In terms of future investments, at least half a dozen investors interviewed by DealStreetAsia expressed that there were ways to help fund operations of Myanmar companies, and they are keen to tap into those opportunities.
However, the challenge remains in building an investment business model in the new scenario.
“You have to ask yourself if a private equity strategy is still the right strategy in this environment. As the capital has to be more patient and long term, does it fit the PE business model,” a top executive representing a PE firm said.
Dismal macro climate
The macroeconomic landscape continues to look dismal and uncertain with concerns that the junta’s reported promise to organise re-election and to return to democracy within two years may not be delivered in the near term.
“It now appears increasingly unlikely that the military will hold elections any time soon, as it promised following the coup. If it does, those elections will be heavily manufactured to remove any credible opposition and will favour the military’s preferred party, the USDP,” wrote Hunter Marston, an associate at 9DASHLINE, a platform to voice issues in the Indo-Pacific.
In a recent global move, the EU on June 21, 2021, announced the third round of sanctions on eight individuals and four entities in Myanmar that are linked to the Tatmadaw. On the same day, the UK also applied new sanctions and asset freezes against the Myanmar Timber Enterprise, Myanmar Pearl Enterprise and the State Administration Council.
Earlier penalties in March were from the US government against the two largest conglomerates, Myanmar Economic Holdings Public Company Limited and Myanmar Economic Corporation Limited.
The Asian Development Bank forecast that Myanmar’s GDP would contract 9.8% this year, while it could not give a projection for 2022. The diminution is even larger than other ASEAN countries’ growth rates.
“For many of the investors in Myanmar, the risks have always been there in terms of assessing the business models and finding exits in the market,” said the PE investor quoted above. However, the executive highlighted that, with the coup, even local funds have to seriously think about the reputation and integrity of business partners.

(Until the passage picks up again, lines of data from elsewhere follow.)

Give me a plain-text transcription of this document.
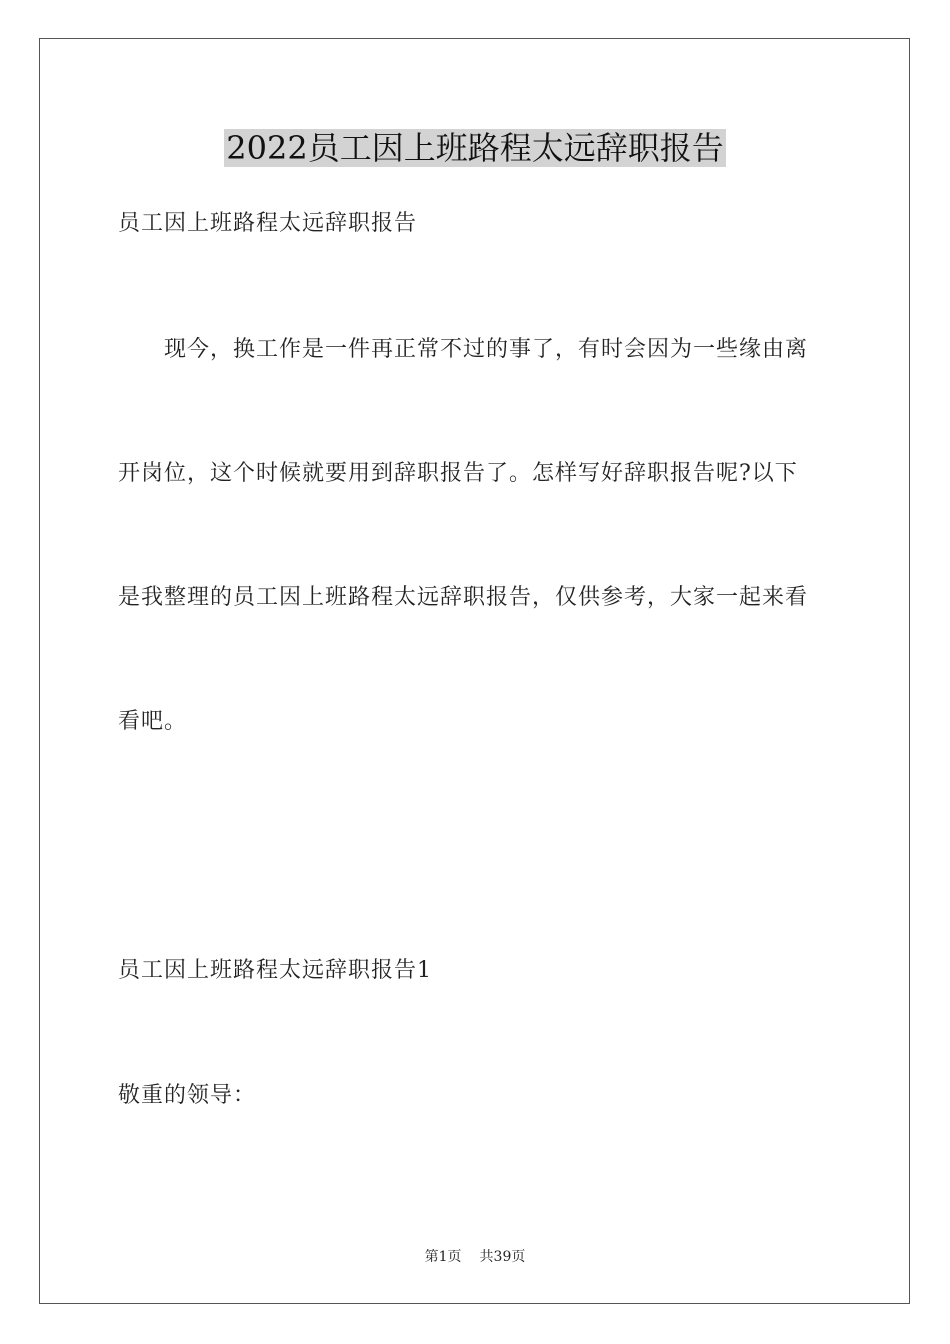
2022员工因上班路程太远辞职报告

员工因上班路程太远辞职报告

现今，换工作是一件再正常不过的事了，有时会因为一些缘由离

开岗位，这个时候就要用到辞职报告了。怎样写好辞职报告呢?以下

是我整理的员工因上班路程太远辞职报告，仅供参考，大家一起来看

看吧。

员工因上班路程太远辞职报告1

敬重的领导：

第1页 共39页
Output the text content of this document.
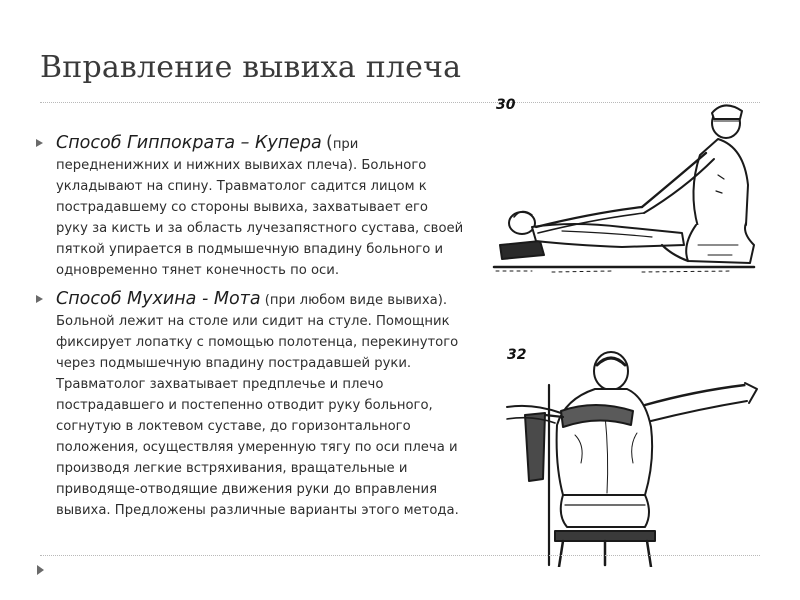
Вправление вывиха плеча
Способ Гиппократа – Купера (при передненижних и нижних вывихах плеча). Больного укладывают на спину. Травматолог садится лицом к пострадавшему со стороны вывиха, захватывает его руку за кисть и за область лучезапястного сустава, своей пяткой упирается в подмышечную впадину больного и одновременно тянет конечность по оси.
Способ Мухина - Мота (при любом виде вывиха). Больной лежит на столе или сидит на стуле. Помощник фиксирует лопатку с помощью полотенца, перекинутого через подмышечную впадину пострадавшей руки. Травматолог захватывает предплечье и плечо пострадавшего и постепенно отводит руку больного, согнутую в локтевом суставе, до горизонтального положения, осуществляя умеренную тягу по оси плеча и производя легкие встряхивания, вращательные и приводяще-отводящие движения руки до вправления вывиха. Предложены различные варианты этого метода.
30
32
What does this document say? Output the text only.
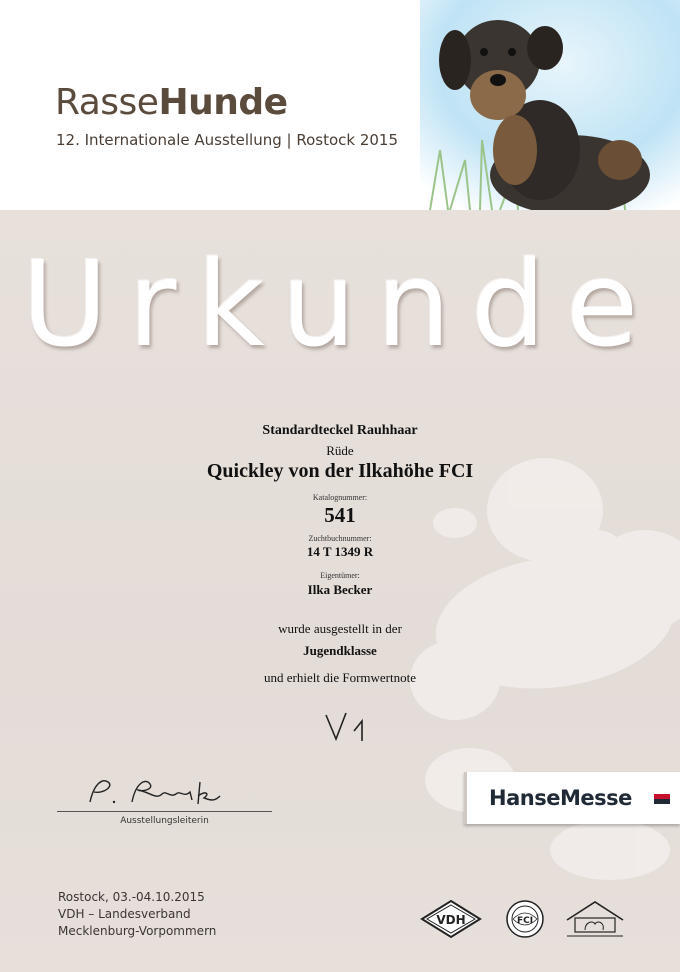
RasseHunde
12. Internationale Ausstellung | Rostock 2015
Urkunde
Standardteckel Rauhhaar
Rüde
Quickley von der Ilkahöhe FCI
Katalognummer:
541
Zuchtbuchnummer:
14 T 1349 R
Eigentümer:
Ilka Becker
wurde ausgestellt in der
Jugendklasse
und erhielt die Formwertnote
Ausstellungsleiterin
HanseMesse
Rostock, 03.-04.10.2015
VDH – Landesverband
Mecklenburg-Vorpommern
VDH	FCI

Many overseas investors have to reassess their portfolios to prevent reputational risks. Lately, 77 global investors accounting for more than $3.9 trillion in AUM, led by Storebrand Asset Management, Domini Impact Investments and Heartland Initiative, called on companies across all sectors with business activities or relationships in Myanmar to undertake enhanced due diligence, in order to address human rights concerns.
On June 22, Norwegian pension fund KLP also said it was divesting from Adani Ports and Special Economic Zone Limited due to the Indian company’s links with the junta, which breach the fund’s responsible investment policy.
Foreign investors will also abandon Myanmar “if the government, economic and commercial policies return to the failed autocratic, statist policies of the previous military regime, and if they see a reversal of the economic liberalisation of the last 10 years,” Bowman commented.
Until the National League of Democracy came to rule, Myanmar had been under a dictatorship from 1962 to 2011 with sanctions imposed from the outside world.